Interesting food for thought. True, I’m working on three books at the moment, I give speeches and do consulting, I spend lots of time, as a volunteer, helping small nonprofits with fund-raising and marketing. I also edit several newsletters. (Do I qualify now for “productive aging”?) More to the point, I’ve taken Tai Chi, ballroom dancing, white water rafting, and gone on wonderful Road Scholar trips. These days I take weekly voice lessons and will soon start training in mime and in contemplative photography. Hmm, too self-centered? Robert Browning said it well: “The last of life for which the first was made…”
There’s a move abroad these days to attack the idea of retirement (“You’re too young to be retired”). Some prominent political voices have a hand in this: for example, proposing to raise the age of eligibility for Social Security. Others attack retirement itself as “bad for your health”– a false claim refuted by 50 years of research on the subject. But urban legends don’t die easily.
Don’t get me wrong. I’m all in favor of elders giving back and taking care of future generations. That’s why I serve as Board Chair of Gray Is Green, the National Senior Conservation Corp, and why I’m proud to have served as a judge for the Purpose Prize from Encore.org. Yes, we need Encore careers and those of us who are elders have not outgrown our obligations.

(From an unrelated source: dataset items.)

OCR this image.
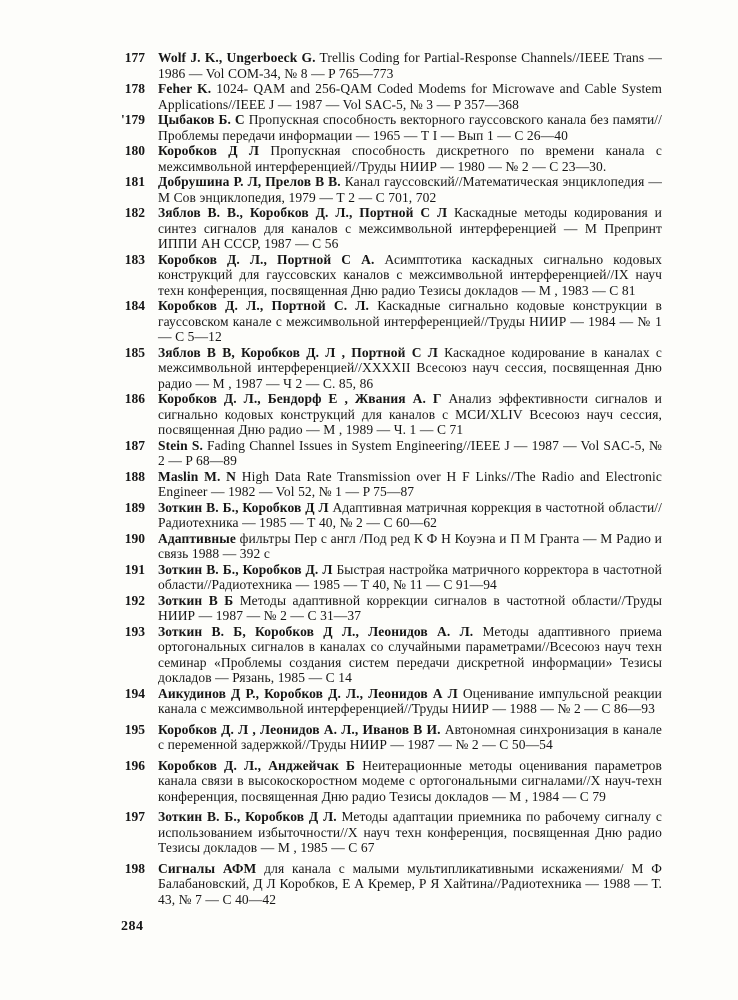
177 Wolf J. K., Ungerboeck G. Trellis Coding for Partial-Response Channels//IEEE Trans — 1986 — Vol COM-34, № 8 — P 765—773

178 Feher K. 1024- QAM and 256-QAM Coded Modems for Microwave and Cable System Applications//IEEE J — 1987 — Vol SAC-5, № 3 — P 357—368

'179 Цыбаков Б. С Пропускная способность векторного гауссовского канала без памяти//Проблемы передачи информации — 1965 — Т I — Вып 1 — С 26—40

180 Коробков Д Л Пропускная способность дискретного по времени канала с межсимвольной интерференцией//Труды НИИР — 1980 — № 2 — С 23—30.

181 Добрушина Р. Л, Прелов В В. Канал гауссовский//Математическая энциклопедия — М Сов энциклопедия, 1979 — Т 2 — С 701, 702

182 Зяблов В. В., Коробков Д. Л., Портной С Л Каскадные методы кодирования и синтез сигналов для каналов с межсимвольной интерференцией — М Препринт ИППИ АН СССР, 1987 — С 56

183 Коробков Д. Л., Портной С А. Асимптотика каскадных сигнально кодовых конструкций для гауссовских каналов с межсимвольной интерференцией//IX науч техн конференция, посвященная Дню радио Тезисы докладов — М , 1983 — С 81

184 Коробков Д. Л., Портной С. Л. Каскадные сигнально кодовые конструкции в гауссовском канале с межсимвольной интерференцией//Труды НИИР — 1984 — № 1 — С 5—12

185 Зяблов В В, Коробков Д. Л , Портной С Л Каскадное кодирование в каналах с межсимвольной интерференцией//XXXXII Всесоюз науч сессия, посвященная Дню радио — М , 1987 — Ч 2 — С. 85, 86

186 Коробков Д. Л., Бендорф Е , Жвания А. Г Анализ эффективности сигналов и сигнально кодовых конструкций для каналов с МСИ/XLIV Всесоюз науч сессия, посвященная Дню радио — М , 1989 — Ч. 1 — С 71

187 Stein S. Fading Channel Issues in System Engineering//IEEE J — 1987 — Vol SAC-5, № 2 — P 68—89

188 Maslin M. N High Data Rate Transmission over H F Links//The Radio and Electronic Engineer — 1982 — Vol 52, № 1 — P 75—87

189 Зоткин В. Б., Коробков Д Л Адаптивная матричная коррекция в частотной области//Радиотехника — 1985 — Т 40, № 2 — С 60—62

190 Адаптивные фильтры Пер с англ /Под ред К Ф Н Коуэна и П М Гранта — М Радио и связь 1988 — 392 с

191 Зоткин В. Б., Коробков Д. Л Быстрая настройка матричного корректора в частотной области//Радиотехника — 1985 — Т 40, № 11 — С 91—94

192 Зоткин В Б Методы адаптивной коррекции сигналов в частотной области//Труды НИИР — 1987 — № 2 — С 31—37

193 Зоткин В. Б, Коробков Д Л., Леонидов А. Л. Методы адаптивного приема ортогональных сигналов в каналах со случайными параметрами//Всесоюз науч техн семинар «Проблемы создания систем передачи дискретной информации» Тезисы докладов — Рязань, 1985 — С 14

194 Аикудинов Д Р., Коробков Д. Л., Леонидов А Л Оценивание импульсной реакции канала с межсимвольной интерференцией//Труды НИИР — 1988 — № 2 — С 86—93

195 Коробков Д. Л , Леонидов А. Л., Иванов В И. Автономная синхронизация в канале с переменной задержкой//Труды НИИР — 1987 — № 2 — С 50—54

196 Коробков Д. Л., Анджейчак Б Неитерационные методы оценивания параметров канала связи в высокоскоростном модеме с ортогональными сигналами//X науч-техн конференция, посвященная Дню радио Тезисы докладов — М , 1984 — С 79

197 Зоткин В. Б., Коробков Д Л. Методы адаптации приемника по рабочему сигналу с использованием избыточности//X науч техн конференция, посвященная Дню радио Тезисы докладов — М , 1985 — С 67

198 Сигналы АФМ для канала с малыми мультипликативными искажениями/ М Ф Балабановский, Д Л Коробков, Е А Кремер, Р Я Хайтина//Радиотехника — 1988 — Т. 43, № 7 — С 40—42

284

We also need to appreciate that “It’s not your grandfather’s retirement.” But it’s still retirement, even as its face is changing. At a time when defined benefit programs are vanishing and when entitlements are under attack, we should think long and hard before opposing the idea of retirement.
As a privileged person myself, I want to make sure that more people have this benefit in years to come.